Huntley’s group says the current $306 million the state spends on colleges and universities falls $340 million short. Maybe that seems like a stretch because you have to go back about 40 years when institutions of higher learning claimed a substantially larger slice of the state budget
However, higher education’s share of the general fund is about a third smaller than it was even 20 years ago. In that time, lawmakers cut the budget four times in response to economic slowdowns. And the state’s overall commitment — not accounting for inflation — did not catch up with its pre-Great Recession level for nine years.
After factoring in a cumulative 3 percent base cut, Little’s budget would add only $1.2 million to colleges and universities, or about 0.4 percent.

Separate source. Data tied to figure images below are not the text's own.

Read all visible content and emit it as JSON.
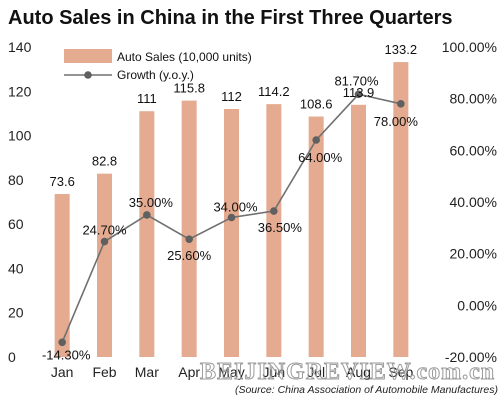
{
  "chart_data": {
    "type": "bar",
    "title": "Auto Sales in China in the First Three Quarters",
    "categories": [
      "Jan",
      "Feb",
      "Mar",
      "Apr",
      "May",
      "Jun",
      "Jul",
      "Aug",
      "Sep"
    ],
    "series": [
      {
        "name": "Auto Sales (10,000 units)",
        "type": "bar",
        "axis": "left",
        "values": [
          73.6,
          82.8,
          111,
          115.8,
          112,
          114.2,
          108.6,
          113.9,
          133.2
        ],
        "labels": [
          "73.6",
          "82.8",
          "111",
          "115.8",
          "112",
          "114.2",
          "108.6",
          "113.9",
          "133.2"
        ]
      },
      {
        "name": "Growth (y.o.y.)",
        "type": "line",
        "axis": "right",
        "values": [
          -14.3,
          24.7,
          35.0,
          25.6,
          34.0,
          36.5,
          64.0,
          81.7,
          78.0
        ],
        "labels": [
          "-14.30%",
          "24.70%",
          "35.00%",
          "25.60%",
          "34.00%",
          "36.50%",
          "64.00%",
          "81.70%",
          "78.00%"
        ]
      }
    ],
    "y_left": {
      "range": [
        0,
        140
      ],
      "ticks": [
        0,
        20,
        40,
        60,
        80,
        100,
        120,
        140
      ]
    },
    "y_right": {
      "range": [
        -20,
        100
      ],
      "ticks": [
        -20,
        0,
        20,
        40,
        60,
        80,
        100
      ],
      "tick_labels": [
        "-20.00%",
        "0.00%",
        "20.00%",
        "40.00%",
        "60.00%",
        "80.00%",
        "100.00%"
      ]
    },
    "legend_position": "top-left",
    "grid": false,
    "source": "(Source: China Association of Automobile Manufactures)",
    "watermark": "BEIJINGREVIEW.com.cn",
    "colors": {
      "bar": "#e4ab90",
      "line": "#707070",
      "marker": "#606060"
    }
  }
}
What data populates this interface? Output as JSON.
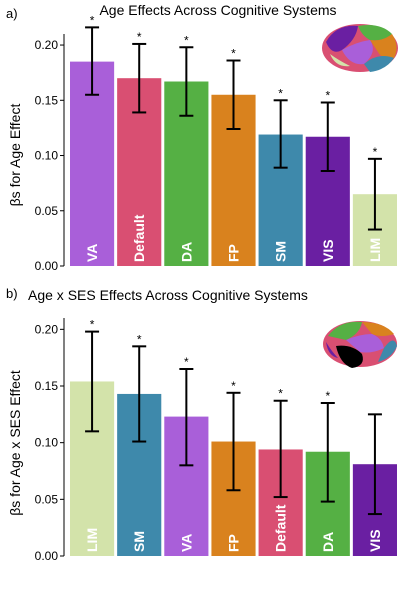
{
  "chart_data": [
    {
      "type": "bar",
      "panel_label": "a)",
      "title": "Age Effects Across Cognitive Systems",
      "xlabel": "",
      "ylabel": "βs for Age Effect",
      "ylim": [
        0,
        0.21
      ],
      "yticks": [
        "0.00",
        "0.05",
        "0.10",
        "0.15",
        "0.20"
      ],
      "ytick_values": [
        0,
        0.05,
        0.1,
        0.15,
        0.2
      ],
      "grid": false,
      "categories": [
        "VA",
        "Default",
        "DA",
        "FP",
        "SM",
        "VIS",
        "LIM"
      ],
      "values": [
        0.185,
        0.17,
        0.167,
        0.155,
        0.119,
        0.117,
        0.065
      ],
      "err_low": [
        0.155,
        0.139,
        0.136,
        0.124,
        0.089,
        0.086,
        0.033
      ],
      "err_high": [
        0.216,
        0.201,
        0.198,
        0.186,
        0.15,
        0.148,
        0.097
      ],
      "significance": [
        "*",
        "*",
        "*",
        "*",
        "*",
        "*",
        "*"
      ],
      "colors": [
        "#a95fd9",
        "#d94f72",
        "#55b044",
        "#d9821e",
        "#3e89ab",
        "#6a1fa2",
        "#d3e3aa"
      ]
    },
    {
      "type": "bar",
      "panel_label": "b)",
      "title": "Age x SES Effects Across Cognitive Systems",
      "xlabel": "",
      "ylabel": "βs for Age x SES Effect",
      "ylim": [
        0,
        0.21
      ],
      "yticks": [
        "0.00",
        "0.05",
        "0.10",
        "0.15",
        "0.20"
      ],
      "ytick_values": [
        0,
        0.05,
        0.1,
        0.15,
        0.2
      ],
      "grid": false,
      "categories": [
        "LIM",
        "SM",
        "VA",
        "FP",
        "Default",
        "DA",
        "VIS"
      ],
      "values": [
        0.154,
        0.143,
        0.123,
        0.101,
        0.094,
        0.092,
        0.081
      ],
      "err_low": [
        0.11,
        0.101,
        0.08,
        0.058,
        0.052,
        0.048,
        0.037
      ],
      "err_high": [
        0.198,
        0.185,
        0.165,
        0.144,
        0.137,
        0.135,
        0.125
      ],
      "significance": [
        "*",
        "*",
        "*",
        "*",
        "*",
        "*",
        ""
      ],
      "colors": [
        "#d3e3aa",
        "#3e89ab",
        "#a95fd9",
        "#d9821e",
        "#d94f72",
        "#55b044",
        "#6a1fa2"
      ]
    }
  ]
}
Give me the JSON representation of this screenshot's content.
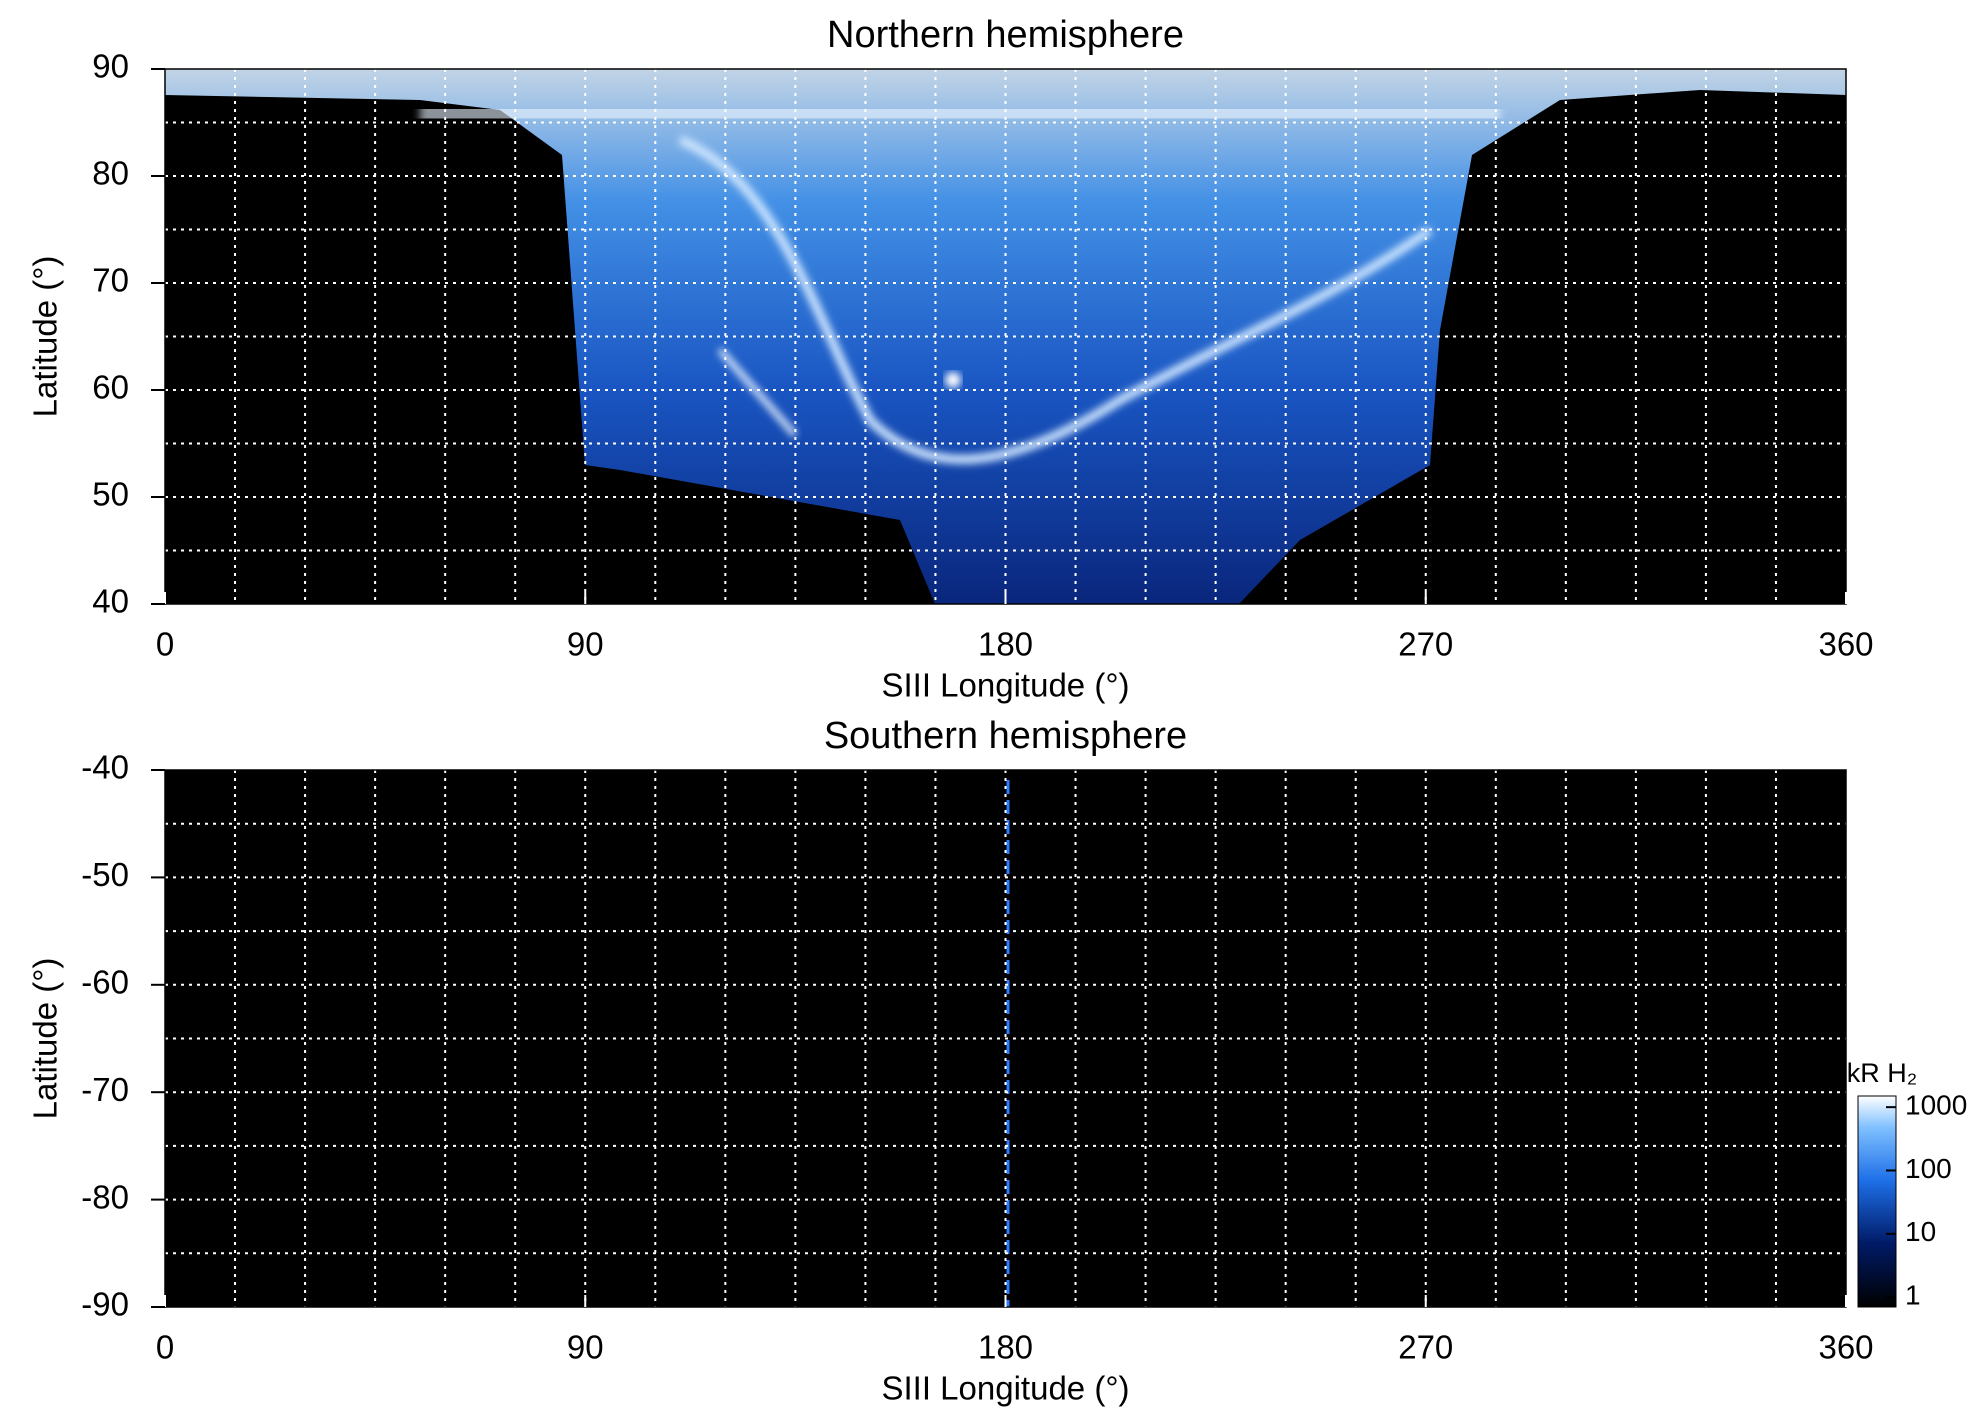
{
  "chart_data": [
    {
      "type": "heatmap",
      "title": "Northern hemisphere",
      "x_label": "SIII Longitude (°)",
      "y_label": "Latitude (°)",
      "xlim": [
        0,
        360
      ],
      "xticks": [
        0,
        90,
        180,
        270,
        360
      ],
      "ylim": [
        40,
        90
      ],
      "yticks": [
        40,
        50,
        60,
        70,
        80,
        90
      ],
      "x_grid": [
        15,
        30,
        45,
        60,
        75,
        90,
        105,
        120,
        135,
        150,
        165,
        180,
        195,
        210,
        225,
        240,
        255,
        270,
        285,
        300,
        315,
        330,
        345
      ],
      "y_grid": [
        45,
        50,
        55,
        60,
        65,
        70,
        75,
        80,
        85
      ],
      "grid": true
    },
    {
      "type": "heatmap",
      "title": "Southern hemisphere",
      "x_label": "SIII Longitude (°)",
      "y_label": "Latitude (°)",
      "xlim": [
        0,
        360
      ],
      "xticks": [
        0,
        90,
        180,
        270,
        360
      ],
      "ylim": [
        -90,
        -40
      ],
      "yticks": [
        -90,
        -80,
        -70,
        -60,
        -50,
        -40
      ],
      "x_grid": [
        15,
        30,
        45,
        60,
        75,
        90,
        105,
        120,
        135,
        150,
        165,
        180,
        195,
        210,
        225,
        240,
        255,
        270,
        285,
        300,
        315,
        330,
        345
      ],
      "y_grid": [
        -85,
        -80,
        -75,
        -70,
        -65,
        -60,
        -55,
        -50,
        -45
      ],
      "grid": true
    }
  ],
  "colorbar": {
    "label": "kR H₂",
    "scale": "log",
    "lim": [
      0.7,
      1500
    ],
    "ticks": [
      1,
      10,
      100,
      1000
    ]
  }
}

With tuition frozen, both the University of Idaho and Lewis-Clark State College are balancing budgets with staffing cuts.
So their diagnosis makes sense.
What about their remedy?
Idaho’s 55-year-old sales tax has not kept up with the advancing service sector and has taken on too many loopholes.
Huntley’s group argues that if Idaho eliminated about 78 percent of the $2.8 billion worth of exemptions, it could reduce the sales tax rate from 6 cents on the dollar to 4 cents — and still produce another $769 million. After splitting $88 million with the cities and counties, that would leave $647.8 million for education.
Broadening the sales tax base and lowering the rate is not a new idea. As Betsy Russell of the Idaho Press noted last week, an interim committee wrestled with it in 2007, but came away with only minor reforms.
More likely than not, this will be headed toward a 2022 ballot initiative campaign.
If that seems premature, consider two questions:
l According to the recent Boise State University public policy survey, 64.5 percent of Idahoans consider their schools either poor or fair. How long will they tolerate that?
l The state seems headed toward a property tax revolt, and rising supplemental levies are a factor. What happens when these tax measures become so expensive that voters begin to say no? — M.T.